The issue here is everyone’s interests are aligned, but the timelines are not. A ticket-holder or another team who needs the Pelicans to pull out a win for the sake of the playoff positioning, they are necessarily focused on the outcome of a single game. The league itself is interested in maintaining the integrity (or at least the appearance of integrity) of this season. The Pelicans are responsible for balancing the short- and long-term to put the organization in the most stable position both competitively and financially. Making those decisions means short-term/long-term and competitive/financial trade-offs.

But EVERYONE is better off if Anthony Davis finishes this season without being injured. And EVERYONE loses if he gets hurt. The interested parties just can’t all acknowledge or reconcile that in the same way.

Toporek: Right, the conflicting interests make this situation far more complicated than it otherwise should be. If the league office took a laissez-faire approach, the Pelicans would have the power to bench Davis for the rest of the season regardless of how that decision impacts other teams, the playoff race, etc. But for the sake of maintaining competitive balance, the league can’t allow that to happen without threatening the Pelicans with serious consequences.

It does seem somewhat unfair to the Pelicans that the Cleveland Cavaliers, Houston Rockets and Memphis Grizzlies were allowed to send J.R. Smith, Carmelo Anthony and Chandler Parsons away, respectively, without getting fined. Sure, none of those guys are anywhere near as vital as Davis, but how does benching those guys repeatedly not violate the same rules the Pelicans would be by benching Davis?

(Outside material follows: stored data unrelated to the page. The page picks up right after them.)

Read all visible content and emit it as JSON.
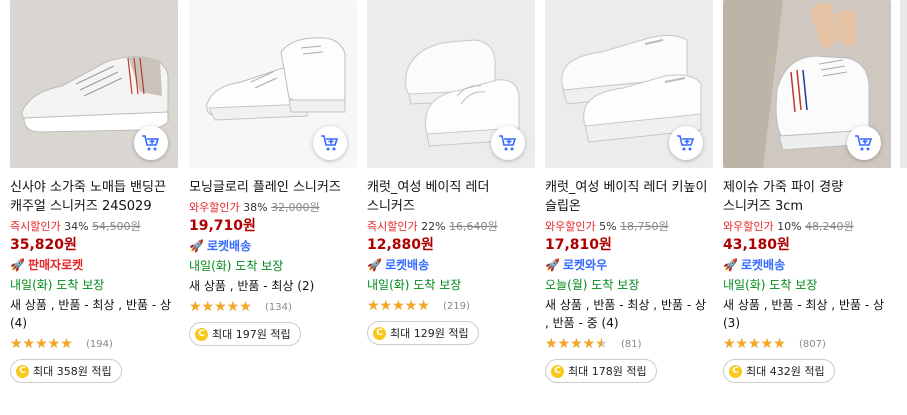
{
  "products": [
    {
      "name": "신사야 소가죽 노매듭 밴딩끈 캐주얼 스니커즈 24S029",
      "discount_label": "즉시할인가",
      "discount_pct": "34%",
      "original_price": "54,500원",
      "price": "35,820원",
      "badge": "판매자로켓",
      "badge_type": "seller",
      "delivery": "내일(화) 도착 보장",
      "condition": "새 상품 , 반품 - 최상 , 반품 - 상 (4)",
      "rating": 4.5,
      "review_count": "(194)",
      "reward": "최대 358원 적립",
      "bg": "#d9d6d2"
    },
    {
      "name": "모닝글로리 플레인 스니커즈",
      "discount_label": "와우할인가",
      "discount_pct": "38%",
      "original_price": "32,000원",
      "price": "19,710원",
      "badge": "로켓배송",
      "badge_type": "rocket",
      "delivery": "내일(화) 도착 보장",
      "condition": "새 상품 , 반품 - 최상 (2)",
      "rating": 5,
      "review_count": "(134)",
      "reward": "최대 197원 적립",
      "bg": "#f7f7f7"
    },
    {
      "name": "캐럿_여성 베이직 레더 스니커즈",
      "discount_label": "즉시할인가",
      "discount_pct": "22%",
      "original_price": "16,640원",
      "price": "12,880원",
      "badge": "로켓배송",
      "badge_type": "rocket",
      "delivery": "내일(화) 도착 보장",
      "condition": "",
      "rating": 4.5,
      "review_count": "(219)",
      "reward": "최대 129원 적립",
      "bg": "#ececec"
    },
    {
      "name": "캐럿_여성 베이직 레더 키높이 슬립온",
      "discount_label": "와우할인가",
      "discount_pct": "5%",
      "original_price": "18,750원",
      "price": "17,810원",
      "badge": "로켓와우",
      "badge_type": "rocket",
      "delivery": "오늘(월) 도착 보장",
      "condition": "새 상품 , 반품 - 최상 , 반품 - 상 , 반품 - 중 (4)",
      "rating": 4,
      "review_count": "(81)",
      "reward": "최대 178원 적립",
      "bg": "#ececec"
    },
    {
      "name": "제이슈 가죽 파이 경량 스니커즈 3cm",
      "discount_label": "와우할인가",
      "discount_pct": "10%",
      "original_price": "48,240원",
      "price": "43,180원",
      "badge": "로켓배송",
      "badge_type": "rocket",
      "delivery": "내일(화) 도착 보장",
      "condition": "새 상품 , 반품 - 최상 , 반품 - 상 (3)",
      "rating": 4.5,
      "review_count": "(807)",
      "reward": "최대 432원 적립",
      "bg": "#cfc8c0"
    }
  ]
}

For me, this all comes back to the on-court product, too. As Mason Ginsberg of Bourbon Street Shots noted, the Pelicans closed Monday’s game against the Philadelphia 76ers on a 41-27 run once Davis checked out for good with five minutes left in the third quarter. Is anyone enjoying seeing Davis play for 20 minutes per game just to appease the NBA? What part of the Orlando Magic’s 118-88 thumping of the Pelicans heading into the All-Star break — a game in which Davis finished with three points on 1-of-9 shooting in 24 minutes — suggests this situation is conducive to New Orleans creating a positive long-term environment?

Inflicting financial pain is the best way for season ticket holders to enact change. Any sort of legal action against the Pelicans or the NBA is bound to come up short, but that shouldn’t stop season ticket holders from voicing their frustration with this situation regardless.

Next: Handicapping the race for No. 7 and No. 8 in the Eastern Conference

Levy: In the words of Mitch Hedberg, you can’t please all of the people all of the time. And right now, all of those people are on the internet. I guess we just hope the Pelicans ride their frustration at the situation to competitiveness even when Davis is on the bench and that nothing bad happens in those minutes when he is on the floor.